Mark konnte Miranda den Ärger und die Enttäuschung, die er in ihrer Stimme hörte, gut nachfühlen. Lisas leichtsinniges Handeln brachte Menschen in Schwierigkeiten, die nun wirklich nichts dafür konnten – allen voran die beiden kleinen Jungen, die aus dem Schlafzimmer zurück waren und nun wieder Miranda ernst und fragend anblickten.

Einer der Zwillinge gähnte und rieb sich die Augen. Die beiden waren bestimmt völlig erschöpft und noch dazu verängstigt und verwirrt. Da Miranda immer noch unter Schock zu stehen schien, entschloss sich Mark, die Initiative zu ergreifen.

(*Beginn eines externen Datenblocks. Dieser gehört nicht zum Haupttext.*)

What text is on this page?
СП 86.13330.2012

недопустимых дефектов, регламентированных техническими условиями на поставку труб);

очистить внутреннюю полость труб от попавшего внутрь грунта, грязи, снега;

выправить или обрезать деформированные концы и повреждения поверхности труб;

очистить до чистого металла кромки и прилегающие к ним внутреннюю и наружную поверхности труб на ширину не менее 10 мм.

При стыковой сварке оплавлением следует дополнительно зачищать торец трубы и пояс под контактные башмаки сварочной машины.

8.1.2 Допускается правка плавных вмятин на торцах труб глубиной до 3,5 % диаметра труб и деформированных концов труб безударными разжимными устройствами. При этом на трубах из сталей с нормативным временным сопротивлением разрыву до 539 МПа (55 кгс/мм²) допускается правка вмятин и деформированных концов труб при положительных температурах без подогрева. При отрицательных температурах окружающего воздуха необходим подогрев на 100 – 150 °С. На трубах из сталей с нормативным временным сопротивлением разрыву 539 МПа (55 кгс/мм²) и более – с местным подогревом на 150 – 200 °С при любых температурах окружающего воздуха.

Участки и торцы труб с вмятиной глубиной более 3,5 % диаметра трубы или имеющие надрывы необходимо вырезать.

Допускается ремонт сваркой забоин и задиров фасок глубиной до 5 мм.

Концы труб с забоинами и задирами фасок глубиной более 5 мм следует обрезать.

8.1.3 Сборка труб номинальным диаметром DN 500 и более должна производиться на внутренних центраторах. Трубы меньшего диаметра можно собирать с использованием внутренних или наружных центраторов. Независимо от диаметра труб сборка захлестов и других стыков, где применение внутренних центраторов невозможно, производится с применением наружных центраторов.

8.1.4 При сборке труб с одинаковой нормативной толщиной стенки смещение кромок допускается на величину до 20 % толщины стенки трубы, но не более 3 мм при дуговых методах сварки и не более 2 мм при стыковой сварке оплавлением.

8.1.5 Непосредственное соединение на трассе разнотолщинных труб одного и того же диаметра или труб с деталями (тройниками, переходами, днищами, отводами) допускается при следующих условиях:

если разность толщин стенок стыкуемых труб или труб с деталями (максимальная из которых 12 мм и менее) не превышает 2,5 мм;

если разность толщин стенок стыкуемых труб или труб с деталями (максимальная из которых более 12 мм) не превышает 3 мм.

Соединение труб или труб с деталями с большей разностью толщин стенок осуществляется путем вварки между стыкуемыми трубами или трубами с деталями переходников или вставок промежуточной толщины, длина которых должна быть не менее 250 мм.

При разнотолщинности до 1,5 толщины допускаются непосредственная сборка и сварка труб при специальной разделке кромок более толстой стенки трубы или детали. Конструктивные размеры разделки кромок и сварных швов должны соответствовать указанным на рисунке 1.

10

„Ich bin Mark“, stellte er sich den Zwillingen vor. „Ich bin ein Freund eurer Tante. Und wie heißt ihr?“

„Ich bin Kasey“, antwortete einer der beiden. „Und das ist Jamie.“

Sosehr sich Mark auch bemühte, einen Unterschied zwischen den beiden festzustellen, sie schienen wirklich völlig identisch zu sein, zumal sie auch noch gleiche Kleidung trugen – weiße T-Shirts, ausgeblichene Jeans und schwarz-weiße Turnschuhe.

„Habt ihr Hunger?“, fragte er, was ihm einen überraschten Blick von Miranda einbrachte. Anscheinend war es ihr nicht in den Sinn gekommen, dass die Zwillinge auch etwas essen mussten.

„Jack hat uns Hamburger gekauft“, erwiderte derselbe Junge, der zuvor gesprochen hatte. Kasey, wiederholte Mark im Geist. Jamie schien schüchterner zu sein als sein Bruder. Solange die beiden ihre Plätze nicht wechselten, wusste Mark zumindest im Augenblick, wer wer war.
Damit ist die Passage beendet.